Wan 2.2 Animate: Consistent Video to Video Pose Transfer

 

Using Wan 2.2 Animate you can easily replicate facial expressions, body gesture to your end video. Well, we already explained the alternative way to transfer pose with Wan 2.2 Vace Fun Control tutorial, but it need good VRAM with high noise and low noise models. Right now, we will see how we can do pose transfer with Wan 2.2 Animate model.


Installation


1. Make sure you have updated your ComfyUI to the latest version. If not yet, just update it from the Manager by clicking Update All.

2. Download the Wan 2.2 Animate Model (FP16/Fp8/GGUF), relight lora model, lightx2v lora I2V model,  text encoders, clip model and vae. Choose the one that suits your system resources. All the details can be found in our WAN 2.2 installation tutorial.

3. Then, download the Wan 2.2 animate workflow from our Hugging face repository and Setup the workflow into ComfyUI. Alternatively, you can get the workflow from ComfyUI from the workflow > Template section. 

Its to take it into mind, we are showcasing the native support Wan 2.2 animate workflow released officially by ComfyUI and not the Kijai's Wan 2.2 animate workflow.


Running the workflow


1. Load the image and reference video to transfer the pose.

2. Load models (Wan2.2 Animate, loras, text encoders, vae,clips etc) into their respective nodes.

3. Add the prompts into prompt box.

4. Put red and green dots for better pose estimation.

5. Hit run to execute the workflow.



Workflow Node Explanation

1. After downloading, drag and drop workflow into ComfyUI. Finally, restart and refresh ComfyUI.

If you get missing errors nodes message, install the missing nodes from the Manager by selecting Install Missing Custom Nodes option. Then, select all to install them from the list at once. Then, restart and refresh ComfyUI to take effect.

missing models error


Users getting missing models error message can download them by clicking into its relative links from their respective repositories.

2. Now, after opening the workflow, follow the step by step process-

Video Resolution


(a) Video Resolution- Set the video resolution in width and height. More will give you good output with consistency but also requires more VRAM and inference time. So choose this wisely. You can start check by choosing default value as 640 pixels(use multiple of 16). If you get OOM (Out of memory)error, decrese the value and having more Vrams users can increase this.

For eg. we use 1120 pixel(that is 16x70), get OOM error. Now, we will decrease value and try with 960 pixels(that is 16x60) and so on. 

Load Models


(b) Load Models- Select the downloaded models (Wan2.2 Animate, loras, text encoders, vae,clips etc) one by one.
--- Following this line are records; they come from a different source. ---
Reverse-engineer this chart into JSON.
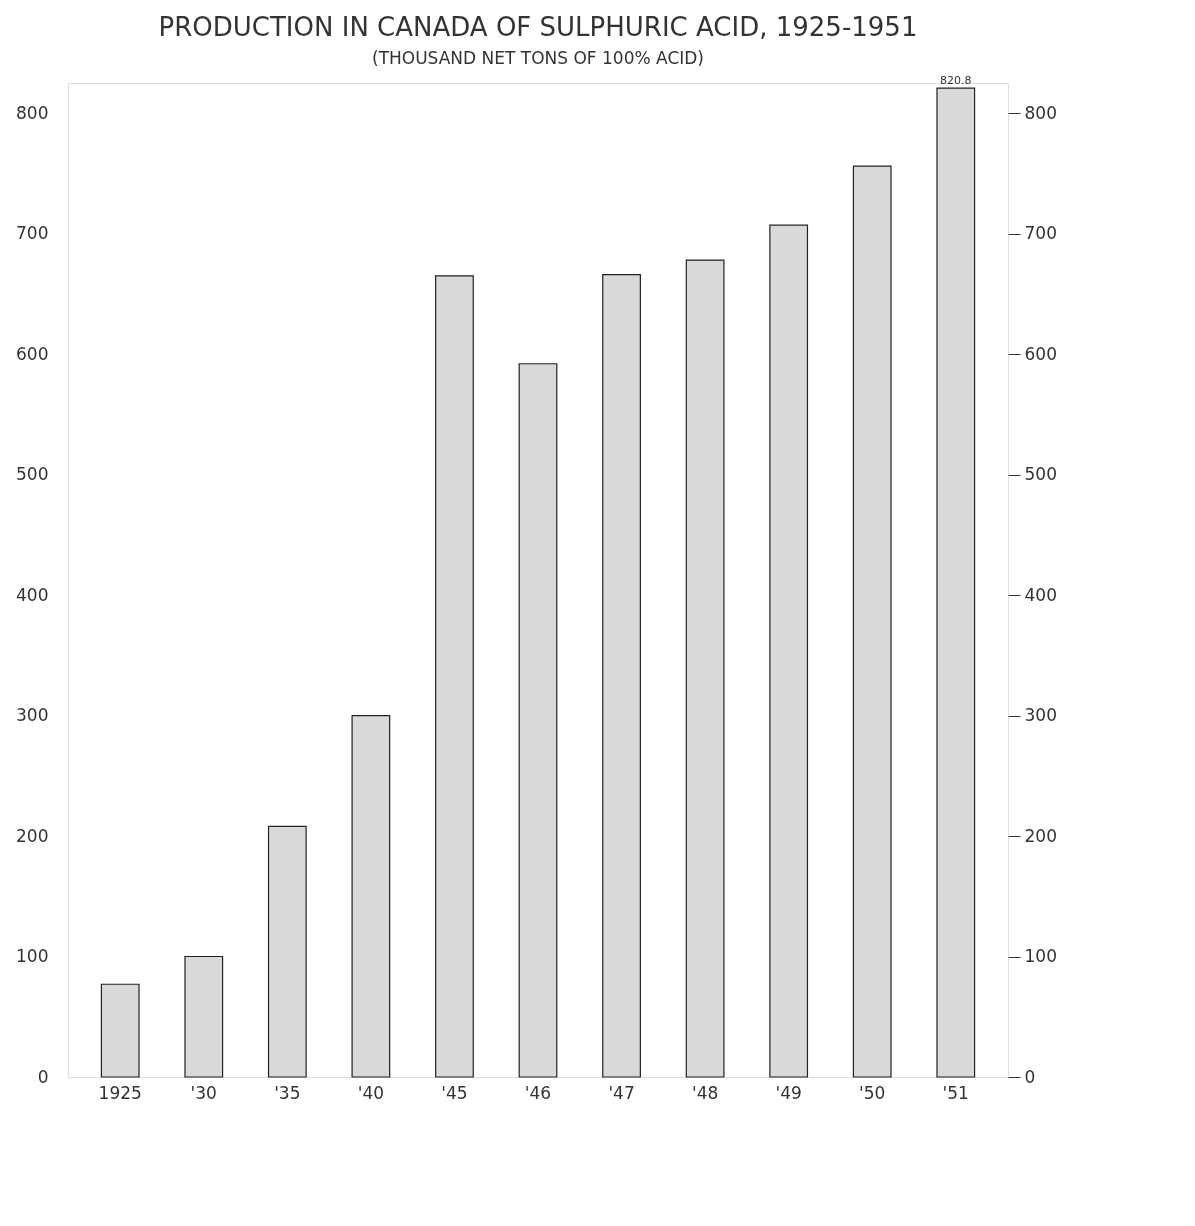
{
  "chart_data": {
    "type": "bar",
    "title": "PRODUCTION IN CANADA OF SULPHURIC ACID, 1925-1951",
    "subtitle": "(THOUSAND NET TONS OF 100% ACID)",
    "categories": [
      "1925",
      "'30",
      "'35",
      "'40",
      "'45",
      "'46",
      "'47",
      "'48",
      "'49",
      "'50",
      "'51"
    ],
    "values": [
      77,
      100,
      208,
      300,
      665,
      592,
      666,
      678,
      707,
      756,
      820.8
    ],
    "value_labels": [
      null,
      null,
      null,
      null,
      null,
      null,
      null,
      null,
      null,
      null,
      "820.8"
    ],
    "color": "#d9d9d9",
    "ylim": [
      0,
      825
    ],
    "yticks": [
      0,
      100,
      200,
      300,
      400,
      500,
      600,
      700,
      800
    ],
    "y2lim": [
      0,
      825
    ],
    "y2ticks": [
      0,
      100,
      200,
      300,
      400,
      500,
      600,
      700,
      800
    ],
    "grid": false
  }
}
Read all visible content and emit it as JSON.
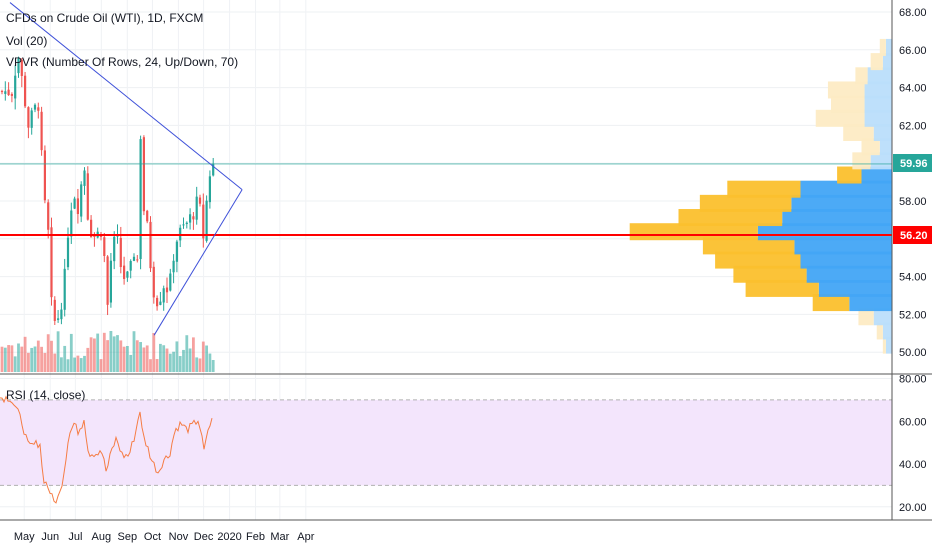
{
  "legend": {
    "title": "CFDs on Crude Oil (WTI), 1D, FXCM",
    "vol": "Vol (20)",
    "vpvr": "VPVR (Number Of Rows, 24, Up/Down, 70)",
    "rsi": "RSI (14, close)"
  },
  "badges": {
    "last_price": "59.96",
    "level_price": "56.20"
  },
  "colors": {
    "up": "#26a69a",
    "down": "#ef5350",
    "trendline": "#3f51d9",
    "level_line": "#ff0000",
    "rsi_line": "#f57c44",
    "rsi_band": "#f3e5fc",
    "vpvr_up": "#42a5f5",
    "vpvr_down": "#fbc02d"
  },
  "chart_data": [
    {
      "type": "candlestick",
      "title": "CFDs on Crude Oil (WTI), 1D, FXCM",
      "x_ticks": [
        "May",
        "Jun",
        "Jul",
        "Aug",
        "Sep",
        "Oct",
        "Nov",
        "Dec",
        "2020",
        "Feb",
        "Mar",
        "Apr"
      ],
      "y_ticks": [
        "50.00",
        "52.00",
        "54.00",
        "56.00",
        "58.00",
        "60.00",
        "62.00",
        "64.00",
        "66.00",
        "68.00"
      ],
      "ylim": [
        49.2,
        68.4
      ],
      "last_price": 59.96,
      "horizontal_level": 56.2,
      "price_path": [
        [
          "2019-04-17",
          63.8
        ],
        [
          "2019-04-23",
          65.9
        ],
        [
          "2019-04-29",
          64.2
        ],
        [
          "2019-05-06",
          62.0
        ],
        [
          "2019-05-13",
          62.8
        ],
        [
          "2019-05-20",
          63.3
        ],
        [
          "2019-05-23",
          58.0
        ],
        [
          "2019-05-29",
          57.4
        ],
        [
          "2019-05-31",
          53.5
        ],
        [
          "2019-06-05",
          51.5
        ],
        [
          "2019-06-12",
          52.0
        ],
        [
          "2019-06-18",
          53.8
        ],
        [
          "2019-06-24",
          57.5
        ],
        [
          "2019-07-01",
          58.5
        ],
        [
          "2019-07-05",
          57.5
        ],
        [
          "2019-07-11",
          60.3
        ],
        [
          "2019-07-17",
          56.6
        ],
        [
          "2019-07-25",
          56.1
        ],
        [
          "2019-08-01",
          56.5
        ],
        [
          "2019-08-05",
          54.8
        ],
        [
          "2019-08-07",
          51.6
        ],
        [
          "2019-08-13",
          55.2
        ],
        [
          "2019-08-19",
          56.2
        ],
        [
          "2019-08-26",
          54.0
        ],
        [
          "2019-09-03",
          53.9
        ],
        [
          "2019-09-11",
          55.8
        ],
        [
          "2019-09-13",
          54.8
        ],
        [
          "2019-09-16",
          62.9
        ],
        [
          "2019-09-19",
          58.0
        ],
        [
          "2019-09-25",
          56.5
        ],
        [
          "2019-10-01",
          53.5
        ],
        [
          "2019-10-08",
          52.6
        ],
        [
          "2019-10-14",
          53.6
        ],
        [
          "2019-10-21",
          53.3
        ],
        [
          "2019-10-28",
          55.8
        ],
        [
          "2019-11-04",
          56.4
        ],
        [
          "2019-11-11",
          56.8
        ],
        [
          "2019-11-18",
          57.3
        ],
        [
          "2019-11-25",
          58.1
        ],
        [
          "2019-12-02",
          55.7
        ],
        [
          "2019-12-06",
          59.2
        ],
        [
          "2019-12-13",
          59.96
        ]
      ],
      "trendlines": [
        {
          "from": [
            "2019-04-14",
            68.5
          ],
          "to": [
            "2020-01-16",
            58.6
          ]
        },
        {
          "from": [
            "2019-10-03",
            50.9
          ],
          "to": [
            "2020-01-16",
            58.6
          ]
        }
      ]
    },
    {
      "type": "bar",
      "title": "Vol (20)",
      "note": "volume histogram, colored by candle direction"
    },
    {
      "type": "bar",
      "title": "VPVR (Number Of Rows, 24, Up/Down, 70)",
      "bins_price": [
        50.0,
        50.75,
        51.5,
        52.25,
        53.0,
        53.75,
        54.5,
        55.25,
        56.0,
        56.75,
        57.5,
        58.25,
        59.0,
        59.75,
        60.5,
        61.25,
        62.0,
        62.75,
        63.5,
        64.25,
        65.0,
        65.75
      ],
      "up_volume": [
        2,
        3,
        6,
        14,
        24,
        28,
        30,
        32,
        44,
        36,
        33,
        30,
        10,
        7,
        4,
        6,
        9,
        9,
        9,
        8,
        3,
        2
      ],
      "down_volume": [
        1,
        2,
        5,
        12,
        24,
        24,
        28,
        30,
        42,
        34,
        30,
        24,
        8,
        6,
        6,
        10,
        16,
        11,
        12,
        4,
        4,
        2
      ]
    },
    {
      "type": "line",
      "title": "RSI (14, close)",
      "y_ticks": [
        "20.00",
        "40.00",
        "60.00",
        "80.00"
      ],
      "ylim": [
        16,
        80
      ],
      "band": [
        30,
        70
      ],
      "values_path": [
        [
          "2019-04-14",
          71
        ],
        [
          "2019-04-20",
          67
        ],
        [
          "2019-04-28",
          60
        ],
        [
          "2019-05-06",
          48
        ],
        [
          "2019-05-13",
          49
        ],
        [
          "2019-05-20",
          50
        ],
        [
          "2019-05-23",
          34
        ],
        [
          "2019-05-31",
          28
        ],
        [
          "2019-06-05",
          22
        ],
        [
          "2019-06-12",
          25
        ],
        [
          "2019-06-18",
          38
        ],
        [
          "2019-06-24",
          56
        ],
        [
          "2019-07-01",
          60
        ],
        [
          "2019-07-05",
          52
        ],
        [
          "2019-07-11",
          62
        ],
        [
          "2019-07-17",
          45
        ],
        [
          "2019-07-25",
          45
        ],
        [
          "2019-08-01",
          47
        ],
        [
          "2019-08-07",
          36
        ],
        [
          "2019-08-13",
          46
        ],
        [
          "2019-08-19",
          52
        ],
        [
          "2019-08-26",
          44
        ],
        [
          "2019-09-03",
          44
        ],
        [
          "2019-09-11",
          55
        ],
        [
          "2019-09-16",
          66
        ],
        [
          "2019-09-19",
          54
        ],
        [
          "2019-09-25",
          48
        ],
        [
          "2019-10-01",
          41
        ],
        [
          "2019-10-08",
          36
        ],
        [
          "2019-10-14",
          42
        ],
        [
          "2019-10-21",
          44
        ],
        [
          "2019-10-28",
          56
        ],
        [
          "2019-11-04",
          59
        ],
        [
          "2019-11-11",
          56
        ],
        [
          "2019-11-18",
          58
        ],
        [
          "2019-11-25",
          61
        ],
        [
          "2019-12-02",
          45
        ],
        [
          "2019-12-06",
          56
        ],
        [
          "2019-12-13",
          62
        ]
      ]
    }
  ]
}
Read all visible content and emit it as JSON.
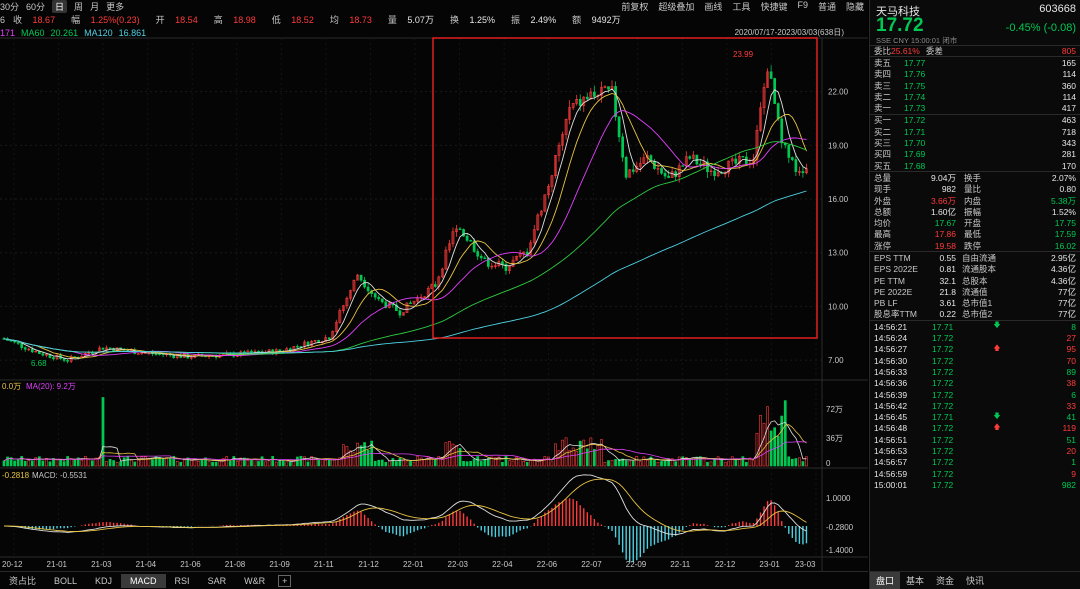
{
  "toolbar": {
    "periods": [
      "30分",
      "60分",
      "日",
      "周",
      "月",
      "更多"
    ],
    "active": "日",
    "tools": [
      "前复权",
      "超级叠加",
      "画线",
      "工具",
      "快捷键",
      "F9",
      "普通",
      "隐藏"
    ]
  },
  "ohlc": {
    "prev_label": "6",
    "close_label": "收",
    "close": "18.67",
    "chg_label": "幅",
    "chg": "1.25%(0.23)",
    "open_label": "开",
    "open": "18.54",
    "high_label": "高",
    "high": "18.98",
    "low_label": "低",
    "low": "18.52",
    "avg_label": "均",
    "avg": "18.73",
    "vol_label": "量",
    "vol": "5.07万",
    "turn_label": "换",
    "turn": "1.25%",
    "amp_label": "振",
    "amp": "2.49%",
    "amt_label": "额",
    "amt": "9492万"
  },
  "ma": {
    "ma20": "171",
    "ma60_label": "MA60",
    "ma60": "20.261",
    "ma120_label": "MA120",
    "ma120": "16.861"
  },
  "date_range": "2020/07/17-2023/03/03(638日)",
  "vol_panel": {
    "label1": "0.0万",
    "label2": "MA(20): 9.2万",
    "ticks": [
      "72万",
      "36万",
      "0"
    ]
  },
  "macd_panel": {
    "label1": "-0.2818",
    "label2": "MACD: -0.5531",
    "ticks": [
      "1.0000",
      "-0.2800",
      "-1.4000"
    ]
  },
  "price_axis": [
    "22.00",
    "19.00",
    "16.00",
    "13.00",
    "10.00",
    "7.00"
  ],
  "annotations": {
    "high": "23.99",
    "low": "6.68"
  },
  "dates": [
    "20-12",
    "21-01",
    "21-03",
    "21-04",
    "21-06",
    "21-08",
    "21-09",
    "21-11",
    "21-12",
    "22-01",
    "22-03",
    "22-04",
    "22-06",
    "22-07",
    "22-09",
    "22-11",
    "22-12",
    "23-01",
    "23-03"
  ],
  "bottom_tabs": [
    "资占比",
    "BOLL",
    "KDJ",
    "MACD",
    "RSI",
    "SAR",
    "W&R",
    "+"
  ],
  "bottom_active": "MACD",
  "stock": {
    "name": "天马科技",
    "code": "603668",
    "price": "17.72",
    "change": "-0.45%",
    "change_abs": "-0.08",
    "exchange": "SSE",
    "currency": "CNY",
    "time": "15:00:01",
    "status": "闭市"
  },
  "weibi": {
    "label": "委比",
    "value": "25.61%",
    "label2": "委差",
    "value2": "805"
  },
  "asks": [
    {
      "label": "卖五",
      "price": "17.77",
      "vol": "165"
    },
    {
      "label": "卖四",
      "price": "17.76",
      "vol": "114"
    },
    {
      "label": "卖三",
      "price": "17.75",
      "vol": "360"
    },
    {
      "label": "卖二",
      "price": "17.74",
      "vol": "114"
    },
    {
      "label": "卖一",
      "price": "17.73",
      "vol": "417"
    }
  ],
  "bids": [
    {
      "label": "买一",
      "price": "17.72",
      "vol": "463"
    },
    {
      "label": "买二",
      "price": "17.71",
      "vol": "718"
    },
    {
      "label": "买三",
      "price": "17.70",
      "vol": "343"
    },
    {
      "label": "买四",
      "price": "17.69",
      "vol": "281"
    },
    {
      "label": "买五",
      "price": "17.68",
      "vol": "170"
    }
  ],
  "stats": [
    {
      "l1": "总量",
      "v1": "9.04万",
      "l2": "换手",
      "v2": "2.07%",
      "c1": "white",
      "c2": "white"
    },
    {
      "l1": "现手",
      "v1": "982",
      "l2": "量比",
      "v2": "0.80",
      "c1": "white",
      "c2": "white"
    },
    {
      "l1": "外盘",
      "v1": "3.66万",
      "l2": "内盘",
      "v2": "5.38万",
      "c1": "red",
      "c2": "green"
    },
    {
      "l1": "总额",
      "v1": "1.60亿",
      "l2": "振幅",
      "v2": "1.52%",
      "c1": "white",
      "c2": "white"
    },
    {
      "l1": "均价",
      "v1": "17.67",
      "l2": "开盘",
      "v2": "17.75",
      "c1": "green",
      "c2": "green"
    },
    {
      "l1": "最高",
      "v1": "17.86",
      "l2": "最低",
      "v2": "17.59",
      "c1": "red",
      "c2": "green"
    },
    {
      "l1": "涨停",
      "v1": "19.58",
      "l2": "跌停",
      "v2": "16.02",
      "c1": "red",
      "c2": "green"
    }
  ],
  "fundamentals": [
    {
      "l1": "EPS TTM",
      "v1": "0.55",
      "l2": "自由流通",
      "v2": "2.95亿"
    },
    {
      "l1": "EPS 2022E",
      "v1": "0.81",
      "l2": "流通股本",
      "v2": "4.36亿"
    },
    {
      "l1": "PE TTM",
      "v1": "32.1",
      "l2": "总股本",
      "v2": "4.36亿"
    },
    {
      "l1": "PE 2022E",
      "v1": "21.8",
      "l2": "流通值",
      "v2": "77亿"
    },
    {
      "l1": "PB LF",
      "v1": "3.61",
      "l2": "总市值1",
      "v2": "77亿"
    },
    {
      "l1": "股息率TTM",
      "v1": "0.22",
      "l2": "总市值2",
      "v2": "77亿"
    }
  ],
  "ticks": [
    {
      "t": "14:56:21",
      "p": "17.71",
      "a": "down",
      "v": "8"
    },
    {
      "t": "14:56:24",
      "p": "17.72",
      "a": "",
      "v": "27"
    },
    {
      "t": "14:56:27",
      "p": "17.72",
      "a": "up",
      "v": "95"
    },
    {
      "t": "14:56:30",
      "p": "17.72",
      "a": "",
      "v": "70"
    },
    {
      "t": "14:56:33",
      "p": "17.72",
      "a": "",
      "v": "89"
    },
    {
      "t": "14:56:36",
      "p": "17.72",
      "a": "",
      "v": "38"
    },
    {
      "t": "14:56:39",
      "p": "17.72",
      "a": "",
      "v": "6"
    },
    {
      "t": "14:56:42",
      "p": "17.72",
      "a": "",
      "v": "33"
    },
    {
      "t": "14:56:45",
      "p": "17.71",
      "a": "down",
      "v": "41"
    },
    {
      "t": "14:56:48",
      "p": "17.72",
      "a": "up",
      "v": "119"
    },
    {
      "t": "14:56:51",
      "p": "17.72",
      "a": "",
      "v": "51"
    },
    {
      "t": "14:56:53",
      "p": "17.72",
      "a": "",
      "v": "20"
    },
    {
      "t": "14:56:57",
      "p": "17.72",
      "a": "",
      "v": "1"
    },
    {
      "t": "14:56:59",
      "p": "17.72",
      "a": "",
      "v": "9"
    },
    {
      "t": "15:00:01",
      "p": "17.72",
      "a": "",
      "v": "982"
    }
  ],
  "right_tabs": [
    "盘口",
    "基本",
    "资金",
    "快讯"
  ],
  "right_active": "盘口",
  "colors": {
    "up": "#ff3b3b",
    "down": "#00c853",
    "ma5": "#e0e0e0",
    "ma10": "#e8c342",
    "ma20": "#e040fb",
    "ma60": "#2ecc40",
    "ma120": "#4dd0e1",
    "highlight": "#e02020"
  }
}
By the way, all the respective models get preselected for you. If you get error message as missing models, follow the installation section explained above.

Add you detailed positive and negative prompts


(c) Prompting- Add you detailed positive and negative prompts.

(d) Input image- Upload your reference image into Load image node. 

Load your image/ video


(e) Input Video- Load your original video as input for reference to replicate the style of video. Use max 5 seconds long for faster generation. The node can auto manage the audio as well if you upload the video with audio embedded. So, you donot need to take care for this. This means you will get the same audio embedded with your generated video.

(f) Upscale image- This node provides you the provision to set the image resolution. This prvents to handle the oversized video. It will upscale you image automatically if you donot set it.

(g) DW Pose Estimator- It uses the DW Pose model feature to estimate and control the body-hand movement, facial expressions in the driving video. You can leave these as default. 

(h) Character Mask & Background Video Preprocessing- Disable the Sampling+ video output group (right click and select-set group to never option) so that we can do preprocessing before videogen that will gonna save our time. After preprocessing confirmation, you can renable it for video generation. 

Enable the Mask Preview and Preview image node by selecting these node and again select unbypass option. This will give you the clear picture frame by frame whats happening on into the video generation and how the model is detecting the character movement. 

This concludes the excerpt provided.